How Can Computer Science Help the Environment?

How Can Computer Science Help the Environment

Computer science affects nearly every aspect of our lives today. It impacts community planning, medical procedures, nutrition, and drinking water supplies, and even the ingredients in our toothpaste. It isn’t surprising, then, that computer science is being used to help preserve and protect the environment. Here are some exciting ways that the earth where we live is being tended by computers and their human operators.

Wildlife Corridors

An old joke is that a woman wrote the highway department protesting “deer crossing” signs and asking if they couldn’t be moved to lower traffic areas. The thing is, computers are being used to design corridors where wildlife can be encouraged to travel so that they are less impacted by the encroachment of land development. The computers assimilate mountains of data about the wildlife, the environment, the geography of the area, and other factors to create models of the area. The goal is to identify spaces that can be protected with the least effect on human populations.

Global Warming

The problem with global warming is that, while most people don’t deny it is occurring, they disagree on the causes and the need for change. Computer science is helping to frame our understanding of climate change. Many people believe that it is a natural phenomenon that occurs in cycles. Others see it as a man-made crisis that could inundate coastal areas and cause many living creatures to go extinct. Computer models help demonstrate what the earth looked like over a period of thousands of years and can show changes that are occurring. It can also use data to link deterioration in polar ice fields to human intervention. According to a Forbes article, computer models can accurately predict an environmental future as well. All of this requires identifying pertinent data from huge fields of information, assimilating the data and making logical deductions from it. This is something that is nearly impossible for people to do because of the time it would take, but computers can complete the process in a relatively short time.

Agriculture

The Environmental Protection Agency has used computers for years to monitor and to investigate chemicals used in the earth’s soil and waters. In fact, according to an EPA article, Computational Toxicology is an important component of regulating things like fertilizers and pesticides. Although some chemicals might be judged safe by themselves, computer models can show that they might recombine under the soil level to form toxins.
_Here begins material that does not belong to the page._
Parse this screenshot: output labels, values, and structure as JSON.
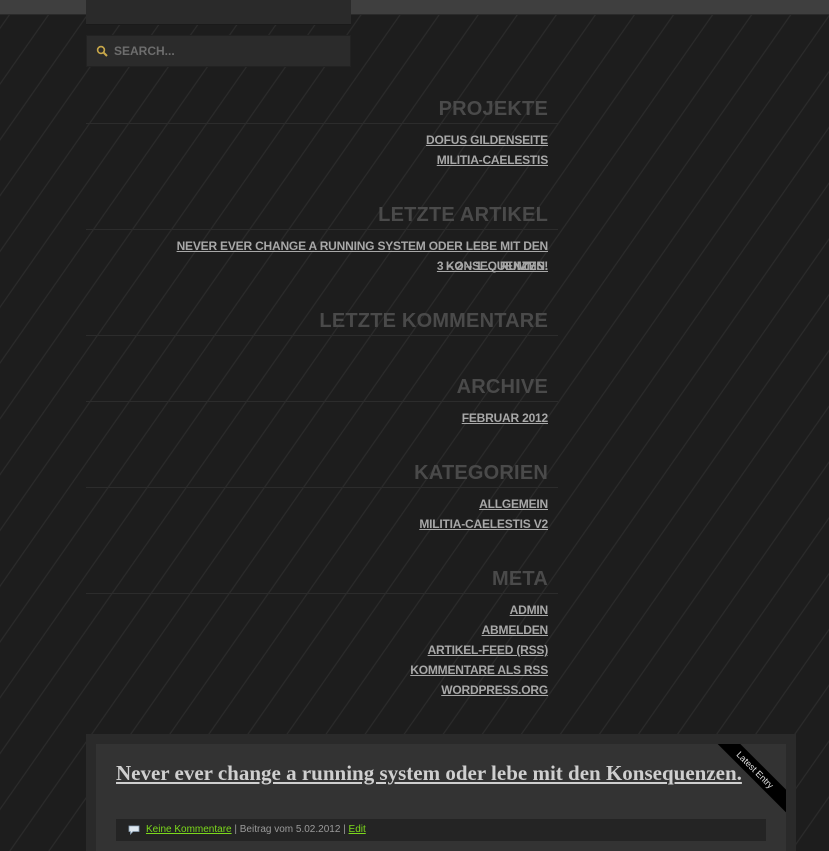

Additionally, computer science is being used in things like stream restoration to understand how excess nitrogen levels or the presence of certain organisms can negatively impact streams and then to restore them. Excess nitrogen in a water supply can impact human life because the presence of high levels of nitrogen in the body restricts the way we use oxygen.

Amalgamating Agencies

That is a “ten-dollar word” for making it easier for agencies to work together. Computers can combine huge amounts of data from several sources and can make it possible for agencies to see overlaps and gaps in areas of conservation. They can also show governmental and private entities how they can best combine their efforts for the biggest impact with the least economic stress.

These are only a few of the ways in which computers are being used to protect and nourish our earth. Being an environmental steward is easier thanks to new technologies and abilities developed in computer science.